Therapeutic potential of heat shock protein induction for muscular dystrophy and other muscle wasting conditions

Abstract

Duchenne muscular dystrophy is the most common and severe of the muscular dystrophies, a group of inherited myopathies caused by different genetic mutations leading to aberrant expression or complete absence of cytoskeletal proteins. Dystrophic muscles are prone to injury, and regenerate poorly after damage. Remorseless cycles of muscle fibre breakdown and incomplete repair lead to progressive and severe muscle wasting, weakness and premature death. Many other conditions are similarly characterized by muscle wasting, including sarcopenia, cancer cachexia, sepsis, denervation, burns, and chronic obstructive pulmonary disease. Muscle trauma and loss of mass and physical capacity can significantly compromise quality of life for patients. Exercise and nutritional interventions are unlikely to halt or reverse the conditions, and strategies promoting muscle anabolism have limited clinical acceptance. Heat shock proteins (HSPs) are molecular chaperones that help proteins fold back to their original conformation and restore function. Since many muscle wasting conditions have pathophysiologies where inflammation, atrophy and weakness are indicated, increasing HSP expression in skeletal muscle may have therapeutic potential. This review will provide evidence supporting HSP induction for muscular dystrophy and other muscle wasting conditions.This article is part of the theme issue 'Heat shock proteins as modulators and therapeutic targets of chronic disease: an integrated perspective'.

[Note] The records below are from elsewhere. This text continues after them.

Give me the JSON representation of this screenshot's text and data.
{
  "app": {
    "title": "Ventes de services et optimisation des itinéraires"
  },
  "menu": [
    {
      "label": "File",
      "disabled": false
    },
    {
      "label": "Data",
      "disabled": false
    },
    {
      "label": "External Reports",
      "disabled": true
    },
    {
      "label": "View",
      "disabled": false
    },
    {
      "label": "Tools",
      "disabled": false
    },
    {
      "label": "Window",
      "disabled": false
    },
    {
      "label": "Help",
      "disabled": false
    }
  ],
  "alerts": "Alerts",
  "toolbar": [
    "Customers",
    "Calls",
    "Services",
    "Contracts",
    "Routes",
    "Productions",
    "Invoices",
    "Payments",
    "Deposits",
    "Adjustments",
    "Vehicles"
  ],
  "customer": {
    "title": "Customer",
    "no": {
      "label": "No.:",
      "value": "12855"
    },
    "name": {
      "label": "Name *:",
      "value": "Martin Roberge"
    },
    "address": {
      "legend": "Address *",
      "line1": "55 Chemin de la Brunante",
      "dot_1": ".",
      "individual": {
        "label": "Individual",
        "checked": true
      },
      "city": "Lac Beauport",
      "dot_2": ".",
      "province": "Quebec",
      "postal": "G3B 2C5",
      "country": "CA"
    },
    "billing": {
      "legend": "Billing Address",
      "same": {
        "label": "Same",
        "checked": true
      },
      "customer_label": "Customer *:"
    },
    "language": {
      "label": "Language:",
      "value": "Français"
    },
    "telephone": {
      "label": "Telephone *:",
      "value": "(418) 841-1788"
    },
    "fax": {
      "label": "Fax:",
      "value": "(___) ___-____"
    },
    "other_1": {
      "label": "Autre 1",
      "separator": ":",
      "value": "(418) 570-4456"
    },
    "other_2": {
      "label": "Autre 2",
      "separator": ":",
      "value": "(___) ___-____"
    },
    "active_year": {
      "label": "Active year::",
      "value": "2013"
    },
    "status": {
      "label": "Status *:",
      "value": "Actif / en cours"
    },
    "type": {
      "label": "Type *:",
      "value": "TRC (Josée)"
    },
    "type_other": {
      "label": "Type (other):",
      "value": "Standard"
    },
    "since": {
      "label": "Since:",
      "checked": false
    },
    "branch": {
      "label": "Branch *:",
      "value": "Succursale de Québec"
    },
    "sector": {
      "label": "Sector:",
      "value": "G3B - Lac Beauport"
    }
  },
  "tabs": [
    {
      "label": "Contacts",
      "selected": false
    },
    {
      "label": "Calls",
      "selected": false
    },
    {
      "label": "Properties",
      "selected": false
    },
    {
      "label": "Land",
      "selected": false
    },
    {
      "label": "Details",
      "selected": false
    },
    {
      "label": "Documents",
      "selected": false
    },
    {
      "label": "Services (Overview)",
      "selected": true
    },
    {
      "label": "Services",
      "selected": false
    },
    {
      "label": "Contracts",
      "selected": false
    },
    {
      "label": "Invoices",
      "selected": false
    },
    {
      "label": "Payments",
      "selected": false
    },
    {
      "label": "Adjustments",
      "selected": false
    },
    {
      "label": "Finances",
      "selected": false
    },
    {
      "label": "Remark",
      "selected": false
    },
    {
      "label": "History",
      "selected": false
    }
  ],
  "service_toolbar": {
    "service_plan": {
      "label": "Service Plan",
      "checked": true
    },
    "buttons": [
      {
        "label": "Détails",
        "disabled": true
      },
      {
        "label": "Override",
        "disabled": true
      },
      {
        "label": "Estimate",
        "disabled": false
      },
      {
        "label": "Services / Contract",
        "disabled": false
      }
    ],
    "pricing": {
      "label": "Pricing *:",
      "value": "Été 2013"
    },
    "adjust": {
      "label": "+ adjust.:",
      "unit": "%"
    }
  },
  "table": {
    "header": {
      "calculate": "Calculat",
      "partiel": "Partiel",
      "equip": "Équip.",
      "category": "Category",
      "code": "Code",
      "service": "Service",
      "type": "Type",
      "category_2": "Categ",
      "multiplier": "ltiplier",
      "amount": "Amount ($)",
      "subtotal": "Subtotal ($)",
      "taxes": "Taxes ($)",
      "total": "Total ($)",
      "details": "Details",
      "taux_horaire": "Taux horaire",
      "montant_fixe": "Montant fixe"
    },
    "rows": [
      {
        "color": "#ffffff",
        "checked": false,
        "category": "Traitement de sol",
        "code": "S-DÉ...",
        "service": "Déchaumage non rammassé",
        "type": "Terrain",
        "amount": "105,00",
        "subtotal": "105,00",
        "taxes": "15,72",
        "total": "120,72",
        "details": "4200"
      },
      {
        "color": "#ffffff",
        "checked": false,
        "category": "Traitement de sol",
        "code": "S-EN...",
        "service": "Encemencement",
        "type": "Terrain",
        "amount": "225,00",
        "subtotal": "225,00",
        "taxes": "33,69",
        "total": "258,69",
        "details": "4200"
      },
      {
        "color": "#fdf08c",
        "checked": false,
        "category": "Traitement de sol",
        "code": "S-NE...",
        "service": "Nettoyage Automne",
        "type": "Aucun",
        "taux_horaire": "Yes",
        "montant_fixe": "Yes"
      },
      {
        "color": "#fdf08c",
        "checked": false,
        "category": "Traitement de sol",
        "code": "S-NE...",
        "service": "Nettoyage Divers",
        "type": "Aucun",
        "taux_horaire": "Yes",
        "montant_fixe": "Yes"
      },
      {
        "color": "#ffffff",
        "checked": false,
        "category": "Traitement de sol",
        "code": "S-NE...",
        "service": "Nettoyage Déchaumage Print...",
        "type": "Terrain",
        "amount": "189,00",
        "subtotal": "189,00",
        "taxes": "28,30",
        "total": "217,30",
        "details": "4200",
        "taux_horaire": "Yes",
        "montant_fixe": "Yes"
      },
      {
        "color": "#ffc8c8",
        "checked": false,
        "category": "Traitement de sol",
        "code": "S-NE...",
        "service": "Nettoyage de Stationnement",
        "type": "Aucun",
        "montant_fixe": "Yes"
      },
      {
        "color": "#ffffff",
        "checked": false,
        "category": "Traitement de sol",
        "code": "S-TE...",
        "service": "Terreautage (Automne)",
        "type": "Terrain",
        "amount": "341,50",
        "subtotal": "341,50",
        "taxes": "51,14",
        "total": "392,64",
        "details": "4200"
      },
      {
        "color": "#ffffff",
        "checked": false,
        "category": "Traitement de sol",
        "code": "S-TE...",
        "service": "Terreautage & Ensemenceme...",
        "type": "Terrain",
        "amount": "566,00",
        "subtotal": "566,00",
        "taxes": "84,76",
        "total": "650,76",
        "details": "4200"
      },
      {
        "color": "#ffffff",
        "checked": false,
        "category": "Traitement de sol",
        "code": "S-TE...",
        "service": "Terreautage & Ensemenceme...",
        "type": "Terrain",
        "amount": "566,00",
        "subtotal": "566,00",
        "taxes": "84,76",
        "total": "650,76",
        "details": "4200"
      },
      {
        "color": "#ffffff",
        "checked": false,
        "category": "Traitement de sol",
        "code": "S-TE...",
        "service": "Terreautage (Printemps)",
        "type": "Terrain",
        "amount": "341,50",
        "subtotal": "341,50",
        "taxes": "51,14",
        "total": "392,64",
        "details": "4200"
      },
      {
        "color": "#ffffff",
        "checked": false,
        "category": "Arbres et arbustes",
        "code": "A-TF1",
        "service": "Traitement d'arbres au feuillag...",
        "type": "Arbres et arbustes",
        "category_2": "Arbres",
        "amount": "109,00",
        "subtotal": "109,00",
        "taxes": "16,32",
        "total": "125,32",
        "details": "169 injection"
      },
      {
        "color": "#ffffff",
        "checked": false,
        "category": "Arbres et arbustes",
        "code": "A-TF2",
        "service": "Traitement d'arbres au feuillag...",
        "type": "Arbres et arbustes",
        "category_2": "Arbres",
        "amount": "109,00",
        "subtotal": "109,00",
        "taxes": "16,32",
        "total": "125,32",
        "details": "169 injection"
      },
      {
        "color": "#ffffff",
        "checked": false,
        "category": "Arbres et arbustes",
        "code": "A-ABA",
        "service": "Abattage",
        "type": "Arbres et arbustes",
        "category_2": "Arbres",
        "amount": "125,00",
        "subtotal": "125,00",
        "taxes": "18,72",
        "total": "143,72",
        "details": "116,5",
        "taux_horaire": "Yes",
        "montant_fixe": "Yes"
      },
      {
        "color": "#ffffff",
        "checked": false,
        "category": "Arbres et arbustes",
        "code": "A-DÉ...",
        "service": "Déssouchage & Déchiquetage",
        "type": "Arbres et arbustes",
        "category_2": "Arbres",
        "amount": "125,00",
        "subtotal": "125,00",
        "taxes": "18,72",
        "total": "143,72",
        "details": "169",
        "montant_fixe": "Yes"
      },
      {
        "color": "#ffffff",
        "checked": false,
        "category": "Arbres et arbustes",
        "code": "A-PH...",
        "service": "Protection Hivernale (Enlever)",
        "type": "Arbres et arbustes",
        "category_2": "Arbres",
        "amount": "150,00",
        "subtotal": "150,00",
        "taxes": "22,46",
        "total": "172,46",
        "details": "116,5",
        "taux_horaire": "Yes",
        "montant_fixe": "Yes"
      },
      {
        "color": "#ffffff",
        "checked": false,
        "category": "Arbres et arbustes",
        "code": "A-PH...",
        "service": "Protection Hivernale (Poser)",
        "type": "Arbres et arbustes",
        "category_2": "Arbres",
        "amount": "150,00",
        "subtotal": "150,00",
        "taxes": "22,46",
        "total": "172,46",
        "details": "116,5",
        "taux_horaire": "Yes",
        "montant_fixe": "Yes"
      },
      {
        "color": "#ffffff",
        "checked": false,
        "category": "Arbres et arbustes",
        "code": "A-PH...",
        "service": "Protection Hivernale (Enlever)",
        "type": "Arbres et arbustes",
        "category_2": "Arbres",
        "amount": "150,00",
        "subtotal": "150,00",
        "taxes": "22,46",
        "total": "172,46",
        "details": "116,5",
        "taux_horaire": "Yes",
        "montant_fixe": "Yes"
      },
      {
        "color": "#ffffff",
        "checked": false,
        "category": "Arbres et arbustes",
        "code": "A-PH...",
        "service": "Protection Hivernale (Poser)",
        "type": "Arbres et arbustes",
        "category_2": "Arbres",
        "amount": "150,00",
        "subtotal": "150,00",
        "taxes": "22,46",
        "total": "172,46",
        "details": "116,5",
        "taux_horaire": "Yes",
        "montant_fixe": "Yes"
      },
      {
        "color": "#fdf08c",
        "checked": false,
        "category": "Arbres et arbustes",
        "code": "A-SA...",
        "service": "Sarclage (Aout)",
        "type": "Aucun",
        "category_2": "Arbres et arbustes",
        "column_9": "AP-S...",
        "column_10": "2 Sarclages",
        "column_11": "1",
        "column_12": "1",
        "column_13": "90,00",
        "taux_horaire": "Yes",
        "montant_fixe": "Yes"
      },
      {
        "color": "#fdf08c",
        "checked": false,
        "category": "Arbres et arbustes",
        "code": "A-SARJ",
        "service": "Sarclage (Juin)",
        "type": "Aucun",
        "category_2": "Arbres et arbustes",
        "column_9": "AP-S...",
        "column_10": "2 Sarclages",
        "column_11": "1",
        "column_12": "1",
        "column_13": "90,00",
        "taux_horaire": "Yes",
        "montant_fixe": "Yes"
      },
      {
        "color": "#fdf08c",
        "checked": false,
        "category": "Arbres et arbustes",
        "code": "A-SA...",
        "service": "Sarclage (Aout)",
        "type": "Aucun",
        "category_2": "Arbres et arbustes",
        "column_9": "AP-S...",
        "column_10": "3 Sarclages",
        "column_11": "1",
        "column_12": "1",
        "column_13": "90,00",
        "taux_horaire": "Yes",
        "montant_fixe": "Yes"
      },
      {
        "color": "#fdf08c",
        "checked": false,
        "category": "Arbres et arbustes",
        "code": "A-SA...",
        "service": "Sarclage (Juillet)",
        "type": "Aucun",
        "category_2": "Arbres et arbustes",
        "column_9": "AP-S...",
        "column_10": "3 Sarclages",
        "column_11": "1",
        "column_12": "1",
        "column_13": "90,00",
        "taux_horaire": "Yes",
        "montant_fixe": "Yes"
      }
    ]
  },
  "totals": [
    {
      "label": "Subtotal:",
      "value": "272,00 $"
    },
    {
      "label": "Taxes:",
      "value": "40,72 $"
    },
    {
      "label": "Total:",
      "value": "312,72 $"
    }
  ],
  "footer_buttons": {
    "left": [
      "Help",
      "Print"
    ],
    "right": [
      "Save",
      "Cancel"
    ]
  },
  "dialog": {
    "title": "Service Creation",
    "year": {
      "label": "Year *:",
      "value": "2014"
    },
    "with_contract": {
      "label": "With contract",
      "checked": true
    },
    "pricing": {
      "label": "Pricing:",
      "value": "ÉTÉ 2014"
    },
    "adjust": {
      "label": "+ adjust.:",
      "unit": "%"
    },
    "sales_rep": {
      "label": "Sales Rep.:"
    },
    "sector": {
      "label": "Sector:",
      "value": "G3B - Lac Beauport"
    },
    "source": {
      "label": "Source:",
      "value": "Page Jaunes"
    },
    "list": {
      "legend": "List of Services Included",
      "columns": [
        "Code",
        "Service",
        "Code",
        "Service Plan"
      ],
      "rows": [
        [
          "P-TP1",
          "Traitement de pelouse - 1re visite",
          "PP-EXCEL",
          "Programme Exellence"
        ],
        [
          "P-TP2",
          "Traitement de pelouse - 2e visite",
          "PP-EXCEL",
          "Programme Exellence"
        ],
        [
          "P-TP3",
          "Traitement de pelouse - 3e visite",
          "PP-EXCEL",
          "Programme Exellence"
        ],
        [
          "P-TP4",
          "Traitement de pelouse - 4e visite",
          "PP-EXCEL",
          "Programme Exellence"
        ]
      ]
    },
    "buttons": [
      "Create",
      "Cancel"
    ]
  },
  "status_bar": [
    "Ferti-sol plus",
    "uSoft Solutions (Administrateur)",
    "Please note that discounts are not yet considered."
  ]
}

Keywords: heat shock proteins; muscular dystrophy; skeletal muscle wasting.

Figure 1.

Known expression levels and functions of heat shock proteins in muscular dystrophy. The absence of the dystrophin glycoprotein complex (DGC) renders dystrophic muscle fibres fragile and prone to damage, resulting in membrane tears and an influx of extracellular Ca²⁺. Compromised SERCA function contributes to an inability to buffer the increased intracellular [Ca²⁺], triggering inflammatory pathways that lead to muscle fibre degeneration. Although muscle stem cells (MuSC) can regenerate damaged fibres during the early stages of the pathology, remorseless cycles of injury/repair during the disease progression eventually overwhelm the regenerative capacity because of MuSC dysfunction, disrupted sarcomere assembly, impaired regeneration, and accumulation of connective tissue and fat. The heat shock proteins are carefully regulated both temporally and spatially during these processes. Our work and that of others suggest that modulation of HSP expression, particularly HSP72, has therapeutic potential for treating muscular dystrophy by ameliorating the dystrophic pathophysiology.